Ten facts about the Llŷn Peninsula
1. It Stretches Thirty Miles Out to Sea.
A very noticeable on the map of Wales, the Llŷn Peninsula stretches miles out of the Welsh coastline, despite never being more than eight miles wide. Surrounded by the sea on three sides
2. 100 miles of coast
The Llyn Peninsula boasts nearly 100 miles of coastline and many spectacular beaches. Porth Lago, Llanbedrog Beach, Porthor (Oer) Whistling Sands, and Abersoch often feature on lists of the best beaches in the UK.
Despite its seemingly perilous position jutting out into the Irish Sea the Llyn Peninsula enjoys a milder climate than the Welsh mainland, thanks to the Gulf Stream that passes through.
4. It is known as ‘Snowdon’s Arm’.
The Llŷn Peninsula is located in the North West of Wales, tucked behind the monumental landscapes of Snowdonia National Park. Stretching out into the Irish sea, it is one of the most remote regions in the whole of Wales.
5. The Llŷn Peninsula is a designated area of Outstanding Natural Beauty.
An area covering over 15,500 hectares of predominantly coastal land has been declared an official Area of Outstanding Natural Beauty (AONB) since 1956. The AONB covers approximately one-quarter of the whole Peninsula and includes the volcanic peaks of Garn Fadryn and Yr Eifl. it is one of only five of these regions in Wales and means that the beautiful countryside is not only protected, but extensive work is done to enhance its natural beauty.
6. Bardsey Island Was Once a Famous Religious Pilgrimage.
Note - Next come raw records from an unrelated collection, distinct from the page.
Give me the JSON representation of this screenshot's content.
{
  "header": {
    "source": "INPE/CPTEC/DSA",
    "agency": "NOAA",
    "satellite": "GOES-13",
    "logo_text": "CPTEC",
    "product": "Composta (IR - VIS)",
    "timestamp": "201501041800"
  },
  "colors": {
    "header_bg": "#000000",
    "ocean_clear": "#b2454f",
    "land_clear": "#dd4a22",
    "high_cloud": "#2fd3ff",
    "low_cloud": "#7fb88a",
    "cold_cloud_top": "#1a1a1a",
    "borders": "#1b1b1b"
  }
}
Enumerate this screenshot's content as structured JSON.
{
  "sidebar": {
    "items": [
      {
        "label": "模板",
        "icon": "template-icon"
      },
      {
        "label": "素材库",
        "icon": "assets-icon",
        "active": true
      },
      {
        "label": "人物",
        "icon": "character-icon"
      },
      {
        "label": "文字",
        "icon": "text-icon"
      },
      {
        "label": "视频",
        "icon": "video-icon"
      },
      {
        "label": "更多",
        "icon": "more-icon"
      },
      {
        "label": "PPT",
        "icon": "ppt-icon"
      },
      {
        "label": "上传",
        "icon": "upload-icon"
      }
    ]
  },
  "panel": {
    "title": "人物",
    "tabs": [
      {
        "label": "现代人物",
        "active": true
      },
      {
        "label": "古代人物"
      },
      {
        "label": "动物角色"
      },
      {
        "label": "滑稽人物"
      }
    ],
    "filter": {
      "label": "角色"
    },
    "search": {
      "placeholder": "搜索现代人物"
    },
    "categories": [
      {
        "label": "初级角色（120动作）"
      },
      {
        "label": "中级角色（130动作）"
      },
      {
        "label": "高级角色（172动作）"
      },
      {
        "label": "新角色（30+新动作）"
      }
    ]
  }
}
A tiny island located just two miles off the most western point of the Llŷn Peninsula, Bardsey Island is almost inconspicuous – with no cars, no telephones and practically no people living there. Bardsey Island was once known as the Island of 20,000 Saints and was a focal point for the old Celtic Christian Church. Scholars believe that three pilgrimages to Bardsey were equal to one pilgrimage to Rome, and despite appearing largely untouched, you can see the remnants of the island’s religious past through the remains of ancient religious buildings.
7. The Peninsula is Technically Not in the Region of Llŷn.
Over the centuries Wales’ regions have fluctuated and even in the modern-day where one part ends, and another begins can be vague. The Llŷn Peninsula is in the region of Wales now known as Gwynedd, which also covers much of Snowdonia National Park to the east. Much of the eastern area of the Llŷn Peninsula is said to be part of the region of Eifionydd. At the same time, Llŷn is generally used as shorthand for the whole Peninsula, also.
8. Welsh Language
Over 70% of people from the Llŷn Peninsula use Welsh as their first language. Perhaps owing to its remote nature and love for the countryside, the Llŷn Peninsula is the best pace to go for people looking to delve deep into the Welsh language.
9. Pwllheli is the Main Town of the Peninsula.
Its name meaning ‘Salt-water Pool’, Pwllheli is the unofficial capital of the Llŷn Peninsula. Located on the central-southern coast of the Peninsula, this small market town with a population only in the thousands is a hub for all activity in the region. It is a popular beach resort for tourists.
10. It is Nationally Renowned for its Food.
The protected hillsides and coasts have led to the Llŷn Peninsula being one of the most popular places in all of Wales for fresh seafood and livestock. The coast produces an abundance of lobsters and crabs, while the region is also well-known for its Welsh Black Beef, meat produced from Black Cattle raised freely on the hills.